The reason why Johnson reversed himself still isn’t clear, but it may have to do with a speedy outreach campaign to convince Johnson to hold off. Senate Republicans seem to think Sheehy—a young veteran and wealthy entrepreneur with no prior political experience—is best suited to take on Tester.

Crucially, Rosendale, a conservative agitator, has already lost to Tester once; in 2018, he was defeated by nearly three points in this typically red state.

While Rosendale has spent months teasing a Senate run, national Republicans have tried to box him out to no avail; the congressman is reportedly officially launching his campaign on Friday.

Amid the sudden backlash after Punchbowl reported the news Thursday morning, Johnson called at least one senator and one congressman and told them he no longer plans to endorse Rosendale.
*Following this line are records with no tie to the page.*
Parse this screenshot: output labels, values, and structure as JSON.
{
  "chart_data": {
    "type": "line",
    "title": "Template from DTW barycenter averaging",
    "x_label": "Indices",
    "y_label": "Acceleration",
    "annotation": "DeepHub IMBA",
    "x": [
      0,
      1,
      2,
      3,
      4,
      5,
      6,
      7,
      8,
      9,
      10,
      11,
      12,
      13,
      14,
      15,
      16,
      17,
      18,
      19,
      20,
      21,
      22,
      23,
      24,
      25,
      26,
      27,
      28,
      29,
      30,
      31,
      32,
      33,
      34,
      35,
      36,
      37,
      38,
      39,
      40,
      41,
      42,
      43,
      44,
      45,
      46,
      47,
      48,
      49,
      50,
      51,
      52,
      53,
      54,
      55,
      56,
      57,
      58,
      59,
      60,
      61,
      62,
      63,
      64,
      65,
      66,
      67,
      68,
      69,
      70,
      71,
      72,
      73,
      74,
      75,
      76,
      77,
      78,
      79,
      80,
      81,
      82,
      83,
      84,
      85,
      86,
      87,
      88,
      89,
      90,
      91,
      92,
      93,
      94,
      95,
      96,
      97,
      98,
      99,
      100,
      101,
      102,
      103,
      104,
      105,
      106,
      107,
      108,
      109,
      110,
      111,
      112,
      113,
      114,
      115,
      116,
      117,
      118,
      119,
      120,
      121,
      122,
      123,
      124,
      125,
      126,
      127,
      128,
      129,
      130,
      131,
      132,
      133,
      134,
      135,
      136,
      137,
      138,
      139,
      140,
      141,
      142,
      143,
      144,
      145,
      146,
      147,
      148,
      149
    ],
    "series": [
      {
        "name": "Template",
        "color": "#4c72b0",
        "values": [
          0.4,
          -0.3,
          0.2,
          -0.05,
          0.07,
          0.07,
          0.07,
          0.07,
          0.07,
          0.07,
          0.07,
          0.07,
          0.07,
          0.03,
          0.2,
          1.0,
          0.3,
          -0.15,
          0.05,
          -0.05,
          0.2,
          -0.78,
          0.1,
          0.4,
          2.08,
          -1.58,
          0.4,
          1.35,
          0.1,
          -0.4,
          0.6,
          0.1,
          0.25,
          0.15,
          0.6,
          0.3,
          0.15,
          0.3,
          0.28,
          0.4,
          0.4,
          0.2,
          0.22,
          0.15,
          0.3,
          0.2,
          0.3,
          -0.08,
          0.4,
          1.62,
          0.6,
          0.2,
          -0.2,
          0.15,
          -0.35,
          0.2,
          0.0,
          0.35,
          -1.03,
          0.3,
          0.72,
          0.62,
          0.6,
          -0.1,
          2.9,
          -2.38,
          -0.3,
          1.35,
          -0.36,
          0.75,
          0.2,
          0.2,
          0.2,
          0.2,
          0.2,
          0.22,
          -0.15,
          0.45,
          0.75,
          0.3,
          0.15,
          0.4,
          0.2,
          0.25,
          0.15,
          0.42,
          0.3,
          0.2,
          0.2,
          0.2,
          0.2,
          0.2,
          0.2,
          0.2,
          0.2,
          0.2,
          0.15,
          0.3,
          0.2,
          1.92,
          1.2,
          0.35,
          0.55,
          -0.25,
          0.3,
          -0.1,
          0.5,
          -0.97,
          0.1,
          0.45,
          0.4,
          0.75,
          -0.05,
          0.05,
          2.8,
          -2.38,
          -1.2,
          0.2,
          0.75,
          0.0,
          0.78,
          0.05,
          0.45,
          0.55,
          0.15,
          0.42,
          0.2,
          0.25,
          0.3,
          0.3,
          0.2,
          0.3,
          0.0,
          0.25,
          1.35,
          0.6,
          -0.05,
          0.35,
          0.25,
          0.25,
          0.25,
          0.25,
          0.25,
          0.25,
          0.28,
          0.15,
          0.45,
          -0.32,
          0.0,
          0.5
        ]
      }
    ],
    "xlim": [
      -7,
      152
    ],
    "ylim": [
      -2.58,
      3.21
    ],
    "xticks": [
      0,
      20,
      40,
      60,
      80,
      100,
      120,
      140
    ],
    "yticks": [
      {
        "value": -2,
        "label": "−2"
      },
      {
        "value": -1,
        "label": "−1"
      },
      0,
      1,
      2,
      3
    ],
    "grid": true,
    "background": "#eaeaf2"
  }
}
It’s just the latest flip-flop in Johnson’s short tenure as speaker, which is increasingly being defined by sudden shifts and strategic miscalculations.

Johnson’s team claimed there was never an endorsement, rather he had just “committed to sending a check from his leadership PAC to Congressman Rosendale.”

But another source close to Rosendale relayed that they believe the whole situation reflects just how amateurish both the new Speaker and the Senate hopeful are.

“These people,” the source said, “are impossibly dumb.”